I've answered the part concerning the synchronization issue inline.

lib/libc/stdlib/quick_exit.c
73	It does not matter if it changes after insertion or not. The write to 'cleanup' needs to be visible, if we see the element on the list. Stating it using the C11 terminology, there needs to be happens-before relation between write to 'cleanup' and all reads in line below. I was unable to find any formal rule why #2 from your list is necessarily true. I think you're mistaken (if you're not, than I am). The write to `cleanup` necessarily happens before the read in `quick_exit()` if the element is on the list as seen by `quick_exit()`. Adopting the C standard parlance, this write is sequenced before the `atomic_fcmpset_rel_ptr()` call which is a release operation (if using the corresponding C atomic operation, and if the object has a C atomic type, indeed; this should be changed accordingly if switching to C atomics as asked by @theraven) which synchronizes with `atomic_load_acq_ptr()` (an acquire operation; again, this is true only if using the corresponding C atomic operation while reasoning in the C standard frame), which is sequenced before the read of `cleanup`. And, as you know, "sequenced before" is a sub-relation of "happens before", and the latter's definition implies it is transitive. Maybe your objection comes from the fact that the reasoning above proves that the write to `cleanup` happens before the read in `quick_exit()` but actually is not enough to prove the former is visible to the latter (this is the understandably missing part in @mjg's explanation). Indeed, of all the side-effects to `cleanup` that happen before the read, the one before the `atomic_fcmpset_rel_ptr()` that is then read by the acquire operation must be the last one. But then it is immediate that this is true because each `quick_exit_handler` structure is allocated anew, so it is impossible for two threads to share the same address for `handler` (as long as `malloc()` works...). Hence the only side-effect that can possibly affect the `handler` field of the `quick_exit_handler` structure actually read in `quick_exit()` is the one at start of `at_quick_exit()` in the same call. Since, as we saw in the previous paragraph, it also happens before the read in `quick_exit()`, it's by definition (deferring to the C standard) the one that is visible at that point. QED.

olce added inline comments.Sep 25 2023, 9:14 PM

lib/libc/stdlib/quick_exit.c
73	Hence the only side-effect that can possibly affect the `handler` field of the `quick_exit_handler` structure... Typo here, `handler` should be replaced by `cleanup`.

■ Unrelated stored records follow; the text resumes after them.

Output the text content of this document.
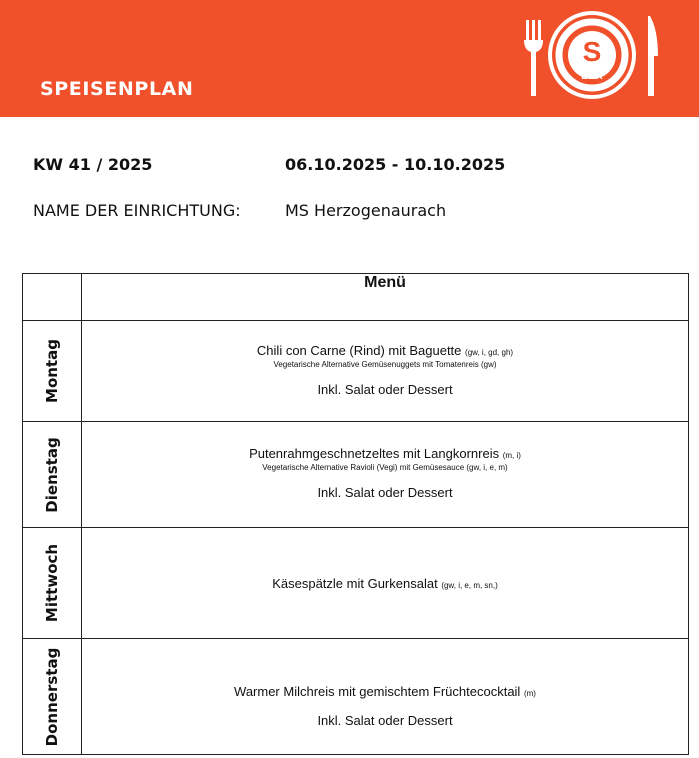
SPEISENPLAN
S
BAR
KW 41 / 2025	06.10.2025 - 10.10.2025
NAME DER EINRICHTUNG:	MS Herzogenaurach
	Menü

Montag	Chili con Carne (Rind) mit Baguette (gw, i, gd, gh)
Vegetarische Alternative Gemüsenuggets mit Tomatenreis (gw)
Inkl. Salat oder Dessert

Dienstag	Putenrahmgeschnetzeltes mit Langkornreis (m, i)
Vegetarische Alternative Ravioli (Vegi) mit Gemüsesauce (gw, i, e, m)
Inkl. Salat oder Dessert

Mittwoch	Käsespätzle mit Gurkensalat (gw, i, e, m, sn,)

Donnerstag	Warmer Milchreis mit gemischtem Früchtecocktail (m)
Inkl. Salat oder Dessert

des marked 12 inline comments as done.Sep 26 2023, 5:46 PM

des retitled this revision from libc: Add memory barriers to quick_exit() and at_quick_exit(). to libc: Rewrite quick_exit() and at_quick_exit() using C11 atomics..

des edited the summary of this revision. (Show Details)

switch to C11 atomics

Harbormaster completed remote builds in B53730: Diff 127831.Sep 26 2023, 5:47 PM

kib added inline comments.Sep 26 2023, 6:14 PM

lib/libc/stdlib/quick_exit.c
57–59	So you changed to seq consistent access there, which is stronger than needed but fine.
72–73	The load must have acquire semantic to sync/with CAS in last at_quick_exit().

load acq

Harbormaster completed remote builds in B53733: Diff 127834.Sep 26 2023, 6:29 PM

des marked an inline comment as done.Sep 26 2023, 6:29 PM

des marked an inline comment as done.

kib accepted this revision.Sep 26 2023, 6:46 PM

This revision is now accepted and ready to land.Sep 26 2023, 6:46 PM

theraven added inline comments.Sep 26 2023, 8:21 PM

lib/libc/stdlib/quick_exit.c
57–59	This probably wants to be a weak CAS, since we're not doing anything in the loop. On RISC architectures a weak CAS expands to a ll/sc pair, a strong CAS to an LL/SC pair in a loop. We then put another loop around that, which doesn't do anything differently.